Sofia Coppola’s The Bling Ring retells the true story of a group of celebrity-obsessed teens who started to rob the homes of Hollywood personalities. Starring Emma Watson alongside Katie Chang, Israel Broussard, Taissa Farmiga, and Claire Julien, the film, as The Guardian put it, “puts you right inside the opium den of celeb-worship”. Coppola filmed in the actual home of Paris Hilton, one of the real-life victims of the burglaries. The thieves would end up stealing as much as $3 million in cash and possessions before they got caught.
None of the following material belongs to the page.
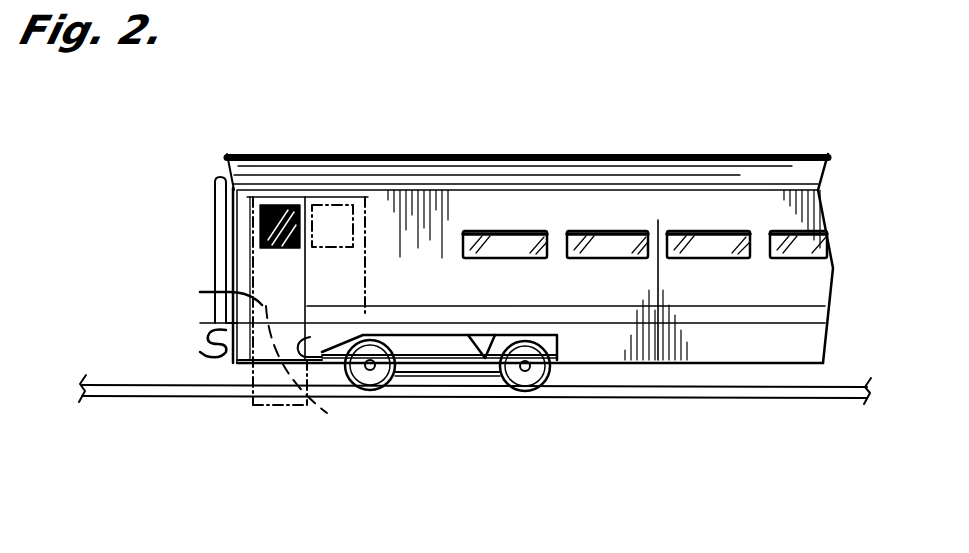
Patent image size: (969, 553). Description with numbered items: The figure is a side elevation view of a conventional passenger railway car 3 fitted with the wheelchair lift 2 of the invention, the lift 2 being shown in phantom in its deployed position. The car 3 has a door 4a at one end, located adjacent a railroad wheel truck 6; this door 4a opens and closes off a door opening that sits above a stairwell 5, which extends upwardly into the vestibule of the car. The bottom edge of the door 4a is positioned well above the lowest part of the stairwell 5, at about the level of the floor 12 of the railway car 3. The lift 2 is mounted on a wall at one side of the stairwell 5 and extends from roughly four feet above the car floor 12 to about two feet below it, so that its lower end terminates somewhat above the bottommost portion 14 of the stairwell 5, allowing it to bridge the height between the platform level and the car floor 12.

Tinker Tailor Soldier Spy (2011)

One of the slickest, most chilling spy thriller films ever made, Tomas Alfredson’s adaptation of John le Carré’s novel makes for a terrifying watch. An all-star cast that includes Gary Oldman, Colin Firth, Tom Hardy, Mark Strong, Benedict Cumberbatch, Toby Jones, Ciarán Hinds and John Hurt play senior British intelligence agents during the Cold War in the Seventies. But one of them is a mole, and Smiley (Oldman) is called out of retirement to try and discover who it is.

Paddington (2014)

There are few films as lovely as Paddington – the celluloid equivalent of a long hug with your mum. Ben Whishaw is the voice of the orphan bear, who is in London after an earthquake has destroyed his home in the deep jungles of Peru. He is taken in by the Brown family (Hugh Bonneville and Sally Hawkins play mum and dad) who quickly become fond of him. But evil taxidermist Millicent Clyde (Nicole Kidman) plans to stuff him. Paddington, as affable as is bear-manely possible, ends up bringing the Browns closer together, after initially making a bit of a mess.

Macbeth (2015)

Justin Kurzel’s exquisite production of Macbeth stars Michael Fassbender as the murderous thane, Marion Cotillard as Lady Macbeth, Paddy Considine as Banquo, and Sean Harris as Macduff. The intense film, which is so stylised that it sometimes feels like a hideous fever dream, has a stunning score composed by Kurzel’s brother, Jed. The script uses Shakespeare’s original language which adds further discord against the highly-aesthetic, sometimes blatantly computerised, sequences.